Seelen der Menschen berührt


Mit Standing Ovations wurden Chöre, Orchester und Solisten vom Publikum gefeiert.
Mit Standing Ovations wurden Chöre, Orchester und Solisten vom Publikum gefeiert.


Billerbeck. Schon früh vor Konzertbeginn waren die Plätze im Ludgerus-Dom bereits gefüllt. Die Besucher kamen nicht nur aus der Domstadt und den umliegenden Orten. Nein. Sogar Zuschauer aus Italien gehörten zum Publikum: Nunzio Leone und Rallo Lucia. Die beiden sind derzeit in Stromberg und Warendorf zu Hause und besuchten zum ersten Mal den Billerbecker Dom.

Präsentiert wurde an diesem Abend vom Propsteichor Billerbeck, dem Stifts-Chor Bonn, den Solisten Anne Klare-Viegener (Sopran), Kathrin Leidig (Alt), Walter Drees (Tenor), Christoph Scheeben (Bass-Bariton) sowie dem Staatssinfonieorchester Kaliningrad drei geistliche Werke von Felix Mendelssohn-Bartholdy. Ruhig und konzentriert hob Kantor Ludwig Wegesin den Taktstock und das Magnifikat in D, das der jugendliche Mendelssohn im Alter von 13 Jahren schrieb, erklang. Für den Propsteichor und Stifts-Chor Bonn gab es nur eine gemeinsame Probe. Das Ergebnis: Hervorragend. In so kurzer Zeit Solisten, Orchester und Chöre zu einer harmonischen Einheit zusammen zu führen, ist aber auch das Ergebnis der ausgezeichneten und sicheren Führung des Dirigenten.



Zu den Solisten gehörte Anne Klare-Viegener.
Zu den Solisten gehörte Anne Klare-Viegener.


Im Jahre 1831 schuf Mendelssohn-Bartholdy die Weihnachtskantate, eine Choralbearbeitung des Weihnachtsliedes "Vom Himmel hoch" von Martin Luther, dessen Text er unverändert übernahm. Die bekannte Melodie, kunstvoll vom Komponisten verpackt und in Chören und Arien eingeteilt, zog sich wie ein roter Faden durch die gesamte Kantate. Von den Solisten wurde gerade in diesem Werk alles gefordert. Anne Klare-Viegener aus Münster mit ihrem strahlenden Sopran und der Kölner Christoph Scheeben mit seinem lyrischen Bass-Bariton, liefen zur Höchstform auf.

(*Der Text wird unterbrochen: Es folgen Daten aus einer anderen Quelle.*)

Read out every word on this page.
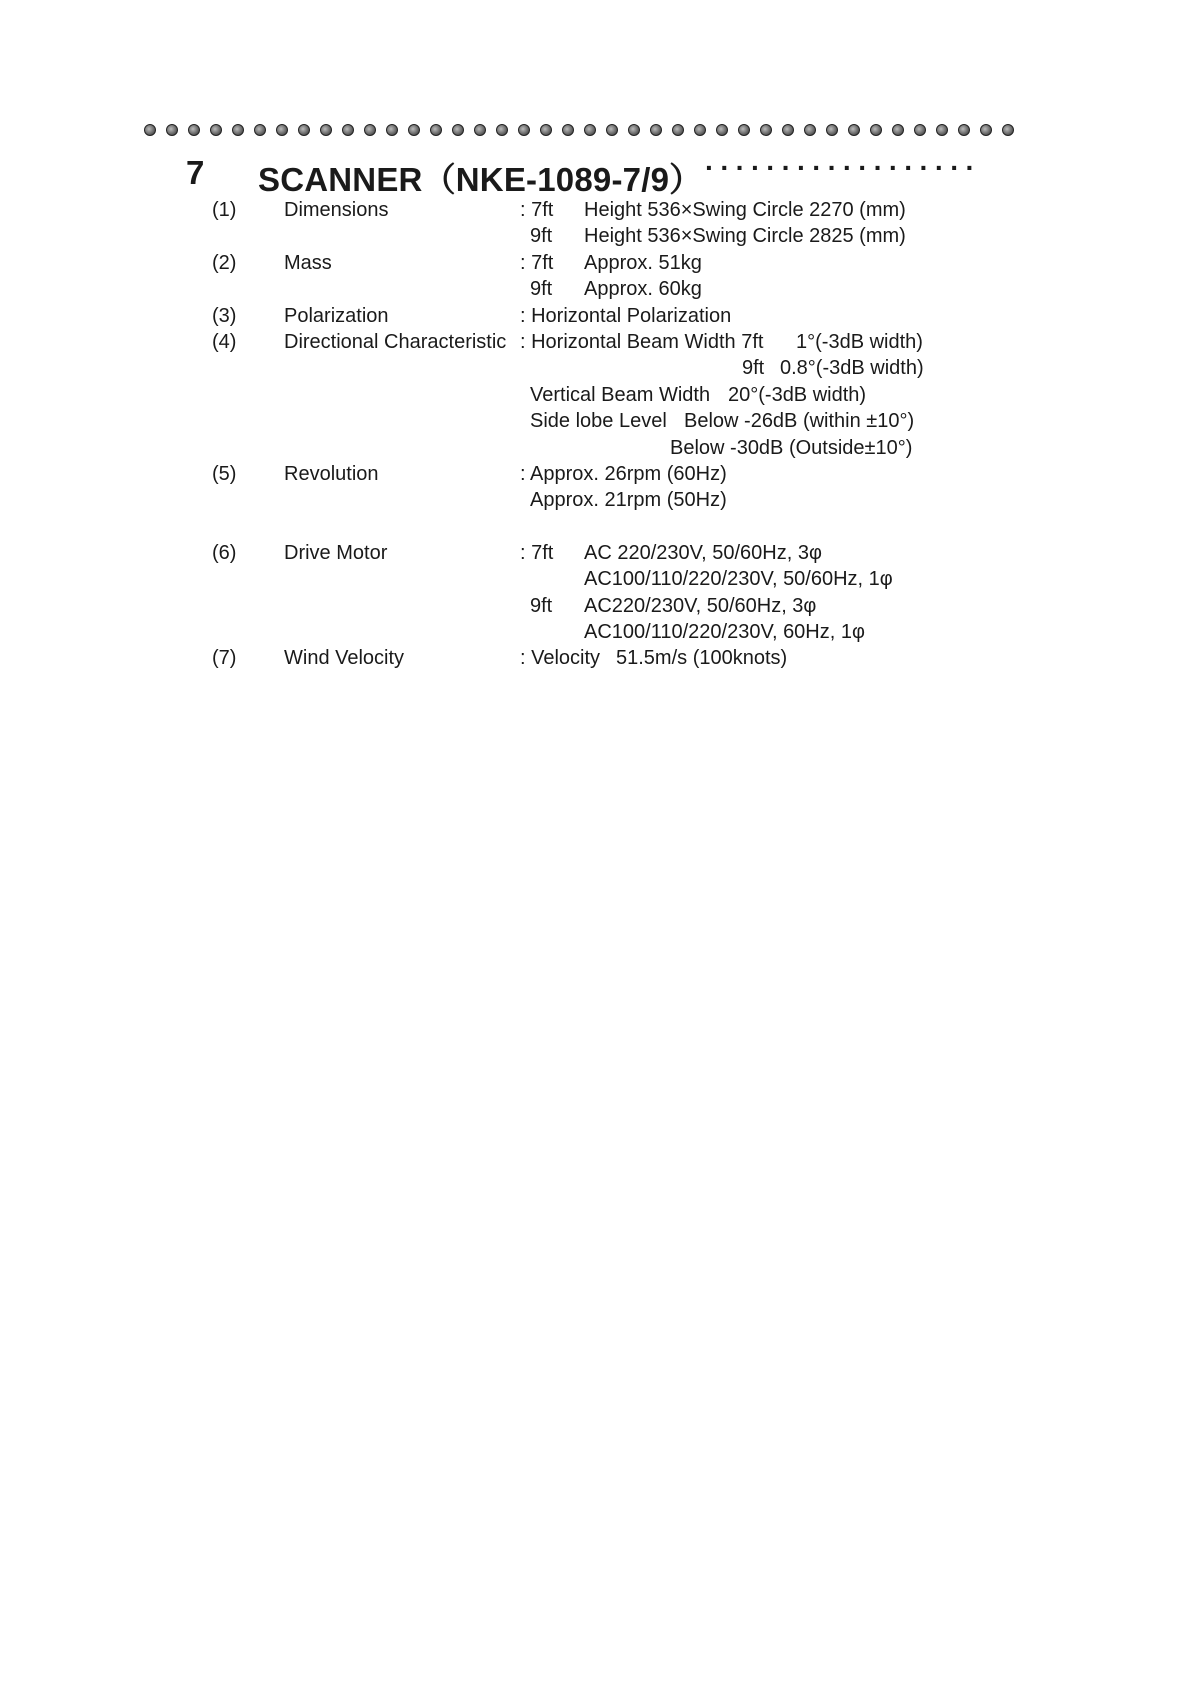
7 SCANNER（NKE-1089-7/9） ··················
(1) Dimensions	: 7ft Height 536×Swing Circle 2270 (mm)
9ft Height 536×Swing Circle 2825 (mm)
(2) Mass	: 7ft Approx. 51kg
9ft Approx. 60kg
(3) Polarization	: Horizontal Polarization
(4) Directional Characteristic : Horizontal Beam Width 7ft 1°(-3dB width)
9ft 0.8°(-3dB width)
Vertical Beam Width 20°(-3dB width)
Side lobe Level Below -26dB (within ±10°)
Below -30dB (Outside±10°)
(5) Revolution	: Approx. 26rpm (60Hz)
Approx. 21rpm (50Hz)
(6) Drive Motor	: 7ft AC 220/230V, 50/60Hz, 3φ
AC100/110/220/230V, 50/60Hz, 1φ
9ft AC220/230V, 50/60Hz, 3φ
AC100/110/220/230V, 60Hz, 1φ
(7) Wind Velocity	: Velocity 51.5m/s (100knots)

Begeisterten das Publikum im Dom: der Propsteichor Billerbeck und das Staatssinfonieorchester Kaliningrad unter der Leitung von Ludwig Wegesin. Fotos: mvo
Begeisterten das Publikum im Dom: der Propsteichor Billerbeck und das Staatssinfonieorchester Kaliningrad unter der Leitung von Ludwig Wegesin. Fotos: mvo


Den Abschluss des großartigen Konzerts bildete die Psalmkantate op. 42 "Wie der Hirsch schreit", von Mendelssohn 1837/1838 geschaffen. Schon allein der alttestamentliche Text, von Martin Luther übersetzt, ist emotional und tiefgründig angelegt. Durch das ruhige Tempo in der Musik wurden die Emotionen noch verstärkt. Die Akteure in Billerbeck brachten die Psalmkantate mit einer Innigkeit die geeignet ist, die Seelen der Menschen zu berühren.

Und auch das Publikum im Dom war berührt. Stehende Ovationen gab es für die musikalische Leistung. Wie es den Italienern Nunzio Leone und Rallo Lucia gefallen hat? Richtig gut. Den eigenen Stress hätte man bei diesem Konzert gut abbauen können, so Nunzio Leone.